Gregor Townsend’s side return to Test action for the first time since a Six Nations campaign which began promisingly but ended amid defeat and acrimony in Dublin and a sense that progress has been stunted. More worryingly, the under-20s, the national team’s wellspring, have just lost their 12th game in a row.
Against this backdrop Townsend takes his squad to Jujuy to play Argentina in the first match of a three-Test series. It is a tough schedule, played out in remote venues in the north-west of the country where the tourists can expect a hot reception.
Both Townsend and his boss, Mark Dodson, have spoken about this being the start of preparations for next year’s Rugby World Cup but Scotland find themselves in a strange situation. They travelled to Argentina without Stuart Hogg and Finn Russell, the two players who have done more than any others to revitalise the national side over the last decade.
The thought of playing a Test match without either is an alien one but Townsend must also look to the future.
Hogg turned 30 the other week and Russell will reach that milestone in September but neither looks ready to be pensioned off quite yet. Both still play at the pinnacle of the club game and, all being well, you would expect them to be mainstays of the national side in France next autumn.
In their place comes a mix of youth, experimentation and comeback kids.
Rory Hutchinson’s fine form for Northampton is rewarded with a recall after two and a half years but not in his club position of centre. Hutchinson will deputise for Hogg at full-back where he has been charged with playing the second receiver role the Hawick man performs so well.
Blair Kinghorn continues at stand-off, another positional switch project which bore fruit for Edinburgh but remains a work in progress at Test level.
Harris’ absence is covered by the return of the rejuvenated Mark Bennett at outside centre who is making his first start in six years. He should add greater attacking intent.
Luke Crosbie deputises for Watson, reward for his performance in the A international against Chile. Expect also to see Rory Darge enter the fray in the second half, the natural long-term successor to Watson.
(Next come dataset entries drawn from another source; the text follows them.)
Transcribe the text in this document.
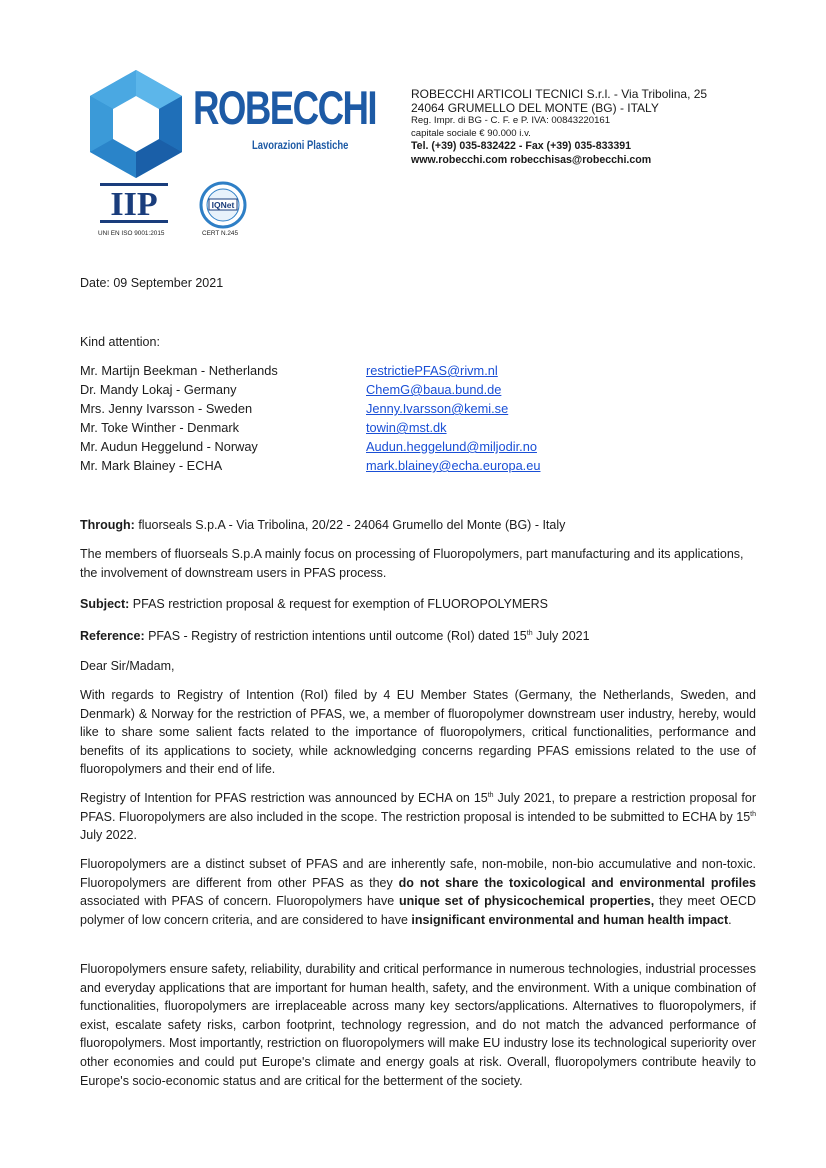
ROBECCHI
Lavorazioni Plastiche
ROBECCHI ARTICOLI TECNICI S.r.l. - Via Tribolina, 25
24064 GRUMELLO DEL MONTE (BG) - ITALY
Reg. Impr. di BG - C. F. e P. IVA: 00843220161
capitale sociale € 90.000 i.v.
Tel. (+39) 035-832422 - Fax (+39) 035-833391
www.robecchi.com robecchisas@robecchi.com
IIP
UNI EN ISO 9001:2015
IQNet
CERT N.245
Date: 09 September 2021
Kind attention:
Mr. Martijn Beekman - Netherlands	restrictiePFAS@rivm.nl
Dr. Mandy Lokaj - Germany	ChemG@baua.bund.de
Mrs. Jenny Ivarsson - Sweden	Jenny.Ivarsson@kemi.se
Mr. Toke Winther - Denmark	towin@mst.dk
Mr. Audun Heggelund - Norway	Audun.heggelund@miljodir.no
Mr. Mark Blainey - ECHA	mark.blainey@echa.europa.eu
Through: fluorseals S.p.A - Via Tribolina, 20/22 - 24064 Grumello del Monte (BG) - Italy

The members of fluorseals S.p.A mainly focus on processing of Fluoropolymers, part manufacturing and its applications, the involvement of downstream users in PFAS process.

Subject: PFAS restriction proposal & request for exemption of FLUOROPOLYMERS
Reference: PFAS - Registry of restriction intentions until outcome (RoI) dated 15th July 2021
Dear Sir/Madam,

With regards to Registry of Intention (RoI) filed by 4 EU Member States (Germany, the Netherlands, Sweden, and Denmark) & Norway for the restriction of PFAS, we, a member of fluoropolymer downstream user industry, hereby, would like to share some salient facts related to the importance of fluoropolymers, critical functionalities, performance and benefits of its applications to society, while acknowledging concerns regarding PFAS emissions related to the use of fluoropolymers and their end of life.

Registry of Intention for PFAS restriction was announced by ECHA on 15th July 2021, to prepare a restriction proposal for PFAS. Fluoropolymers are also included in the scope. The restriction proposal is intended to be submitted to ECHA by 15th July 2022.

Fluoropolymers are a distinct subset of PFAS and are inherently safe, non-mobile, non-bio accumulative and non-toxic. Fluoropolymers are different from other PFAS as they do not share the toxicological and environmental profiles associated with PFAS of concern. Fluoropolymers have unique set of physicochemical properties, they meet OECD polymer of low concern criteria, and are considered to have insignificant environmental and human health impact.

Fluoropolymers ensure safety, reliability, durability and critical performance in numerous technologies, industrial processes and everyday applications that are important for human health, safety, and the environment. With a unique combination of functionalities, fluoropolymers are irreplaceable across many key sectors/applications. Alternatives to fluoropolymers, if exist, escalate safety risks, carbon footprint, technology regression, and do not match the advanced performance of fluoropolymers. Most importantly, restriction on fluoropolymers will make EU industry lose its technological superiority over other economies and could put Europe's climate and energy goals at risk. Overall, fluoropolymers contribute heavily to Europe's socio-economic status and are critical for the betterment of the society.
Jujuy is a new venue for Scotland but it is hardly a familiar setting for the hosts either - the Pumas have played there just once before. Argentina is a country in which Scotland have fared well in recent years, regardless of the city.
Since 2008 they have won five Tests in a row, in Buenos Aires, Tucuman, Mar del Plata, Cordoba and Resistencia.
To continue that run Scotland are likely to have to weather an early storm as Argentina play in front of their own supporters for the first time in three years. Much will depend on Kinghorn’s ability to control the game and his place-kicking accuracy. He has made great strides in the former with Edinburgh this season but the conditions will be a lot more challenging in Jujuy.